Sprinkle chicken fingers/nuggets with salt and then dredge in flour. Dredge chicken through egg-white mixture and then roll in breadcrumbs until completely coated.

Spray large skillet with nonstick cooking spray and set over medium-high heat. When pan is hot, add some olive oil. Add chicken in a single layer and brown for 3-4 minutes per side, until cornflake crumb coating is crisp and golden. (Turn down heat if coating burns too quickly – coconut burns easily.) Turn over nuggets and cook 4-5 minutes longer, until chicken is cooked through and browned all over. Repeat until all nuggets are cooked.

Directions for making purees –

  • Sweet Potatoes: do not peel. Cut into quarters, if steaming. Leave whole, if roasting. Steam for 40-45 minutes OR roast at 400 for 50-60 minutes. Scoop out flesh and puree in food processor or blender.
  • Butternut Squash: cut off the stem, cut squash in half lengthwise and scrape out seeds. Roast halves on cookie sheet, flesh-side down, at 400 for 45-50 minutes.
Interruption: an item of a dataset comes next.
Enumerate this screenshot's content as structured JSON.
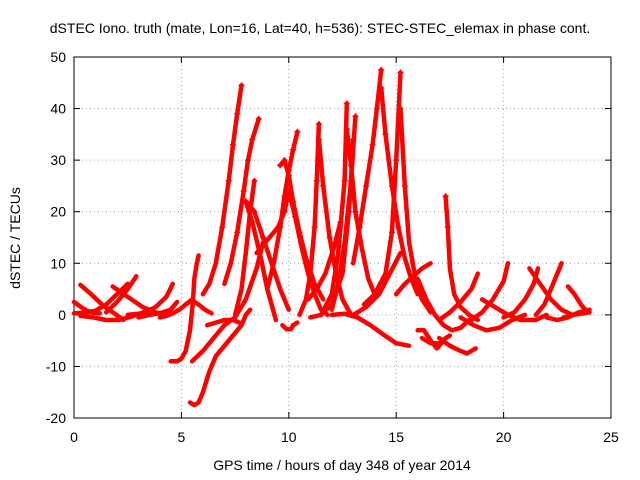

Scoop out the flesh and puree in food processor or blender for about 2 minutes.
  • Pineapple: drain pineapple of all juices; dump pineapple into food processor or blender and puree for about 2 minutes.
  • NOTE: I often make large batches of purees and package them in Ziploc quart freezer bags in 1/4 or 1/2 cup size amounts. Then, you can simply thaw them out for a recipe and snip off a corner of the bag and squeeze the puree out of the hole into a bowl. Very easy and efficient!